Dugan suggests that companies at minimum use data anonymization or, even better, ensure their AI services aren’t done via API.

“It’s very important to reiterate that if you are really using PII and you are sending it to an API model provider, I would highly advise against doing that,” Dugan said. “If it’s a local model, go for it. … Especially for larger organizations, just invest in one or two ML engineer people that can set up your own local server and you never have to worry about it again.”

Depending on how they already use AI, corporate leaders may consider pulling back or altogether unwinding some of their applications, though experts agree this would be a challenge and something to consider only as a last resort.

“Decisions should be based on the severity and potential harm of the applications in question,” said Bharath Thota, a partner in the Advanced Analytics practice of Kearney, a global strategy and management consulting firm. “It’s essential to establish comprehensive frameworks that address possible misuses, ensuring AI developments are tested rigorously in varied scenarios.” 

Ross says measures like role-based access controls and AI output audit requirements can help ensure human-enforced guardrails are in place, but companies can’t simply un-use AI.

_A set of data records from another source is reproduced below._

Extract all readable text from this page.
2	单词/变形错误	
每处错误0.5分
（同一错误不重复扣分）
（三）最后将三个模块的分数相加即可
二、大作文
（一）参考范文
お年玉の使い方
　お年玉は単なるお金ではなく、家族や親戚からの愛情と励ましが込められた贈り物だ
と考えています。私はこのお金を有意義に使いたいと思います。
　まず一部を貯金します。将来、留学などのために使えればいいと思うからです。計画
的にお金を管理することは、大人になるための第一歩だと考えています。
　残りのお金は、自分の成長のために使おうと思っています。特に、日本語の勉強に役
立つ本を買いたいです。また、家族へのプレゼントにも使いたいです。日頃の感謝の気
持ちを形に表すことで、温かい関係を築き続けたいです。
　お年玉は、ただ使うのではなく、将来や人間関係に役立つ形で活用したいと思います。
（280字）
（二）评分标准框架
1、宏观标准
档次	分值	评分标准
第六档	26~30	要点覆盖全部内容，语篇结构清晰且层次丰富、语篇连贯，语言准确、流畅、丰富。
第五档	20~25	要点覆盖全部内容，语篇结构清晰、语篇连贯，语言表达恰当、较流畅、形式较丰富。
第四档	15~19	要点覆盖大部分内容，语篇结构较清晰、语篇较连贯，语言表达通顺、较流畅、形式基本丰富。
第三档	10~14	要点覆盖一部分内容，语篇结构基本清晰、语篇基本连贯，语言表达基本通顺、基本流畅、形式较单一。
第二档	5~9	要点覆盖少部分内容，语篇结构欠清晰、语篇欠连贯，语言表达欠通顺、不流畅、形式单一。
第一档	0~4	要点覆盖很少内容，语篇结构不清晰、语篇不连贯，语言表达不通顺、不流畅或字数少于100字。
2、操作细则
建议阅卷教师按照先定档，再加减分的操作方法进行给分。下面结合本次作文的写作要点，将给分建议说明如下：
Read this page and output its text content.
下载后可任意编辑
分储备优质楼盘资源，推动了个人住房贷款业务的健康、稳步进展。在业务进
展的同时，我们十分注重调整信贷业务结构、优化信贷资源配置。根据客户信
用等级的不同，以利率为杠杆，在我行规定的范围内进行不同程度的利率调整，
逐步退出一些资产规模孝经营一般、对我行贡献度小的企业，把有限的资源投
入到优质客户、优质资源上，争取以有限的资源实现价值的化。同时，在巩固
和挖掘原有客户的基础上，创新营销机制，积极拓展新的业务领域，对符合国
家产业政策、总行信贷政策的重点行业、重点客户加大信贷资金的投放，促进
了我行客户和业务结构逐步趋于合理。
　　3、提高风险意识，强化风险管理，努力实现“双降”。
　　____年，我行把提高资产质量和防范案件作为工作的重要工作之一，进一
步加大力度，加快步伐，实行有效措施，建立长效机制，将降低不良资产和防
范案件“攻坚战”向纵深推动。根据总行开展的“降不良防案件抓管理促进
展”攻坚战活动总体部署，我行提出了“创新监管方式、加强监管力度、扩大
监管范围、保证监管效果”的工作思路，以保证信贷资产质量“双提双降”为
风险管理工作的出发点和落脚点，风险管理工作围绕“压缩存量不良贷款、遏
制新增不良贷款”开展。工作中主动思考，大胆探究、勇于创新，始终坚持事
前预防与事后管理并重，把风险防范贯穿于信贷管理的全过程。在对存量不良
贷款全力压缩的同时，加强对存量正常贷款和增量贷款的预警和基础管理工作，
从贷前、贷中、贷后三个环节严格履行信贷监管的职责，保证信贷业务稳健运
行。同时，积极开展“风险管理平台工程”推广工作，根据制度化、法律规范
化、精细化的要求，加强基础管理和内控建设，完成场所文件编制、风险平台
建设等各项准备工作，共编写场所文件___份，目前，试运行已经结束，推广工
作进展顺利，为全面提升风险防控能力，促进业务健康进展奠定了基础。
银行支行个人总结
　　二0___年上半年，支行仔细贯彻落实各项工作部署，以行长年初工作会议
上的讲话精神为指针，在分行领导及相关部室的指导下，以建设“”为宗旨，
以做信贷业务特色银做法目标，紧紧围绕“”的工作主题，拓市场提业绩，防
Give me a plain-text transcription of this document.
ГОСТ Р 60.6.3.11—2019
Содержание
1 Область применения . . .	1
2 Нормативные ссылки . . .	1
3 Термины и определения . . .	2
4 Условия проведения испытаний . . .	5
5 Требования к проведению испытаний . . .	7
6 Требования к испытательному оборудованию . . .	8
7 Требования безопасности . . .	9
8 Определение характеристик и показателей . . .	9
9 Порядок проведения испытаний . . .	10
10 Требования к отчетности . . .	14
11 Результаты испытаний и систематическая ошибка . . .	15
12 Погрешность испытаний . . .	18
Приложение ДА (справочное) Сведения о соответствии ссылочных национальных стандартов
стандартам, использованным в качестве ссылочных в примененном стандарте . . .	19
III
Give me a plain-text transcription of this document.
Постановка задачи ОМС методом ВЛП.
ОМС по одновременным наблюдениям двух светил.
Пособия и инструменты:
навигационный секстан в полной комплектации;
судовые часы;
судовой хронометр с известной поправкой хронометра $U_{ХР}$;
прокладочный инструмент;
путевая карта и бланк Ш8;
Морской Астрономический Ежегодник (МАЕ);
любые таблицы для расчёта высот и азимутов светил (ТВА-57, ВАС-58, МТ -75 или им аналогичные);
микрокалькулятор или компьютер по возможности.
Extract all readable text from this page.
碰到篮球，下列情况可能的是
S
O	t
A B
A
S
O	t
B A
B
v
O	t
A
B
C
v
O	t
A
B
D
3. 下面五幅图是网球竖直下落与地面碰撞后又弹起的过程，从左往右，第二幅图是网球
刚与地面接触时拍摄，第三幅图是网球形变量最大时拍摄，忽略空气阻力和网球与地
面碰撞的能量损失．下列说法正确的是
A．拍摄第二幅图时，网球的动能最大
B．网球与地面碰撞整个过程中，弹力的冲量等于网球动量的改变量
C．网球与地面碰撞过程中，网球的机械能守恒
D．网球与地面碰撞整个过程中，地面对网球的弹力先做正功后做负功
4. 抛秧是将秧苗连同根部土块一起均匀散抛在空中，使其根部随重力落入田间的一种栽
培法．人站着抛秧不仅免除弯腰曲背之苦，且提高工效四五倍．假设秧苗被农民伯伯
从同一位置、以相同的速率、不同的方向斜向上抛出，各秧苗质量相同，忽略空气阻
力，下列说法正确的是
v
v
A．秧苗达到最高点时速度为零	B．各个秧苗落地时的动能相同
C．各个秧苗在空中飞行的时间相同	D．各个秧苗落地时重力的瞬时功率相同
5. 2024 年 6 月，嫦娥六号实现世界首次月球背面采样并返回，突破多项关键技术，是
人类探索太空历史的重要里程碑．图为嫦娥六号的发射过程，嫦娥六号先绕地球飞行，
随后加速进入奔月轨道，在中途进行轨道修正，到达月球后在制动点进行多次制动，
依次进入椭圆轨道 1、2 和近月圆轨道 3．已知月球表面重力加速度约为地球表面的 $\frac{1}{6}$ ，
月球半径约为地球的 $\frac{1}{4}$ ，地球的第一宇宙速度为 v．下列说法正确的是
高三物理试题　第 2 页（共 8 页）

“For businesses considering their AI use cases, it is important to remember that it’s very difficult to undo anything done with AI,” Ross said. “If an organization uses all of its proprietary data to train a large language model, the organization will not be able to untrain that LLM on sensitive proprietary data to limit data leakage. The guidance is to be cautious up front. AI has the potential to be a massive efficiency generator but comes with its own set of new risks and challenges.”